Rome’s Foreign Artists: Balkan Bloc

(Rome, The Rome Daily American, vol. 1, No. 290, Rome, 02 March, 1947, p. 5.)

— by Rome

Amerigo Tot started as a painter. He was born in the non-too-quiet Balkan year of 1909 and says he worked with pencil and color from the time memory starts and at 17 entered his home-town art school in Csurgo, Transdanubia.
From the time he was 19 until age of 29 he wandered through Europe, touching Germany, and was one of the first guests of a Nazi concentration camp.

ESCAPED

He escaped, slipped into Italy and in 1934 down to Rome, where he was given a three-year scholarship at the Hungarian Accademy. He has been here since save for a period when he fought with the Partisans in Tuscany and later the U.S. 5th Army's parachute division, making some excellent sketches of the hanged and executed.
In his upstairs studio at No. 7 Via Margutta, he sculpts, holding a water-worn pebblestone in one hand.
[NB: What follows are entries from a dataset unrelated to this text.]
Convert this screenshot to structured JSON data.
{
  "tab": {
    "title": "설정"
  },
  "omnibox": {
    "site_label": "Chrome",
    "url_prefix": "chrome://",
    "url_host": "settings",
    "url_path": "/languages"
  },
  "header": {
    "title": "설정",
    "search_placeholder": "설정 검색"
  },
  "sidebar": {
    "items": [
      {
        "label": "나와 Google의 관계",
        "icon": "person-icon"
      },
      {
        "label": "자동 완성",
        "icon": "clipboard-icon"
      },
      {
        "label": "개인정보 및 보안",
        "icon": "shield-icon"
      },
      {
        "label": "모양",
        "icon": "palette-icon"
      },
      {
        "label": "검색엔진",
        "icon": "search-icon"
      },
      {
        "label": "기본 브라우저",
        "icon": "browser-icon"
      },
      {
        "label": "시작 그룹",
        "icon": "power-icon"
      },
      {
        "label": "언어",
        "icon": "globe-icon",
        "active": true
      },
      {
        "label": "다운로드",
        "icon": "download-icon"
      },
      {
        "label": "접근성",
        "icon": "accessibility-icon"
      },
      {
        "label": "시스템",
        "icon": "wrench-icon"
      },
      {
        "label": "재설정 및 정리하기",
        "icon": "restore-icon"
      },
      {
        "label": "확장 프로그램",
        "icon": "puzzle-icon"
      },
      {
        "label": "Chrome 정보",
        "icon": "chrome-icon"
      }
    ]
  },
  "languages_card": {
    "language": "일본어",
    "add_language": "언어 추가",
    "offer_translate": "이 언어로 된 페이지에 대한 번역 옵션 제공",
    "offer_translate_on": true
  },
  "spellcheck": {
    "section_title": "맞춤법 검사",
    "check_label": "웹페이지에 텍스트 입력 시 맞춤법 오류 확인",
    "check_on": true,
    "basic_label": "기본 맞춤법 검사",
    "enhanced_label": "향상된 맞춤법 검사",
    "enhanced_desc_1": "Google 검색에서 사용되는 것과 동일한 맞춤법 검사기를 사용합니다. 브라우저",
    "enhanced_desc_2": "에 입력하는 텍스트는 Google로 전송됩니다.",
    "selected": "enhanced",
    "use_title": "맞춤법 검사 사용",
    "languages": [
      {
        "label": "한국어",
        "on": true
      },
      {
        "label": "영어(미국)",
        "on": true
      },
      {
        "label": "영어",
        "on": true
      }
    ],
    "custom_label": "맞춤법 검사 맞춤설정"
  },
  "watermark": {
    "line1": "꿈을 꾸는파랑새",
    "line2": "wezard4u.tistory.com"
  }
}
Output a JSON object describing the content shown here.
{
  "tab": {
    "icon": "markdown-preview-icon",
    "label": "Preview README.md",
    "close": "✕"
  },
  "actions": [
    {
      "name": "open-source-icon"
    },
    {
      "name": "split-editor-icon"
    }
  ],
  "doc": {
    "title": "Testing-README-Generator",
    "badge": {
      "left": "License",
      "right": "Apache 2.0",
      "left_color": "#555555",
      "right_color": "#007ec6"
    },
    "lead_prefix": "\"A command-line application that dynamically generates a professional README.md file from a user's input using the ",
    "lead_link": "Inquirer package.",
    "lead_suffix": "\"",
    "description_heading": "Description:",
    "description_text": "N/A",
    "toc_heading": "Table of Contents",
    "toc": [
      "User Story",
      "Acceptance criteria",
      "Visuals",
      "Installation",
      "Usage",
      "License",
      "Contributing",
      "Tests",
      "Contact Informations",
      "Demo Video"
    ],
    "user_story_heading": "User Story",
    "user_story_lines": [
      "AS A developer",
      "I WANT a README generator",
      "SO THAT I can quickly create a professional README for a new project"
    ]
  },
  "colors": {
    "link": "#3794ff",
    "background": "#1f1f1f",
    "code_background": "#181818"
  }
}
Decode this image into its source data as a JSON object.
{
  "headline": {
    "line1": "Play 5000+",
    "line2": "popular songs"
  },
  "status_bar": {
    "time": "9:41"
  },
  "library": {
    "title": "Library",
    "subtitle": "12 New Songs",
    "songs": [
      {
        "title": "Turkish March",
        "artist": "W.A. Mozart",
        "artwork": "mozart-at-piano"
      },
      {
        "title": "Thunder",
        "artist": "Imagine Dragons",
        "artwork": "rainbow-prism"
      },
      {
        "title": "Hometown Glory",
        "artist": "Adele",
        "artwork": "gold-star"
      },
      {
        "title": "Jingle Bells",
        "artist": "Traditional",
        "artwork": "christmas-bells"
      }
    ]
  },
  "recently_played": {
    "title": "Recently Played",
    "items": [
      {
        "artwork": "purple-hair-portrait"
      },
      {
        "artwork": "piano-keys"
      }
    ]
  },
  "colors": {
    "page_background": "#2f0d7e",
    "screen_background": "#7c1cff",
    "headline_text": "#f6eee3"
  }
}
It is, in a sense, his mental model. He says that is what he hopes tio arrive at the sculpture in which every reality has been caceled but in which the original shape always remains indelible.
Tot began using as a base an undulated curved oriental style which he has gradually modified to the point where it is conquered by a search for volume beyond the real form.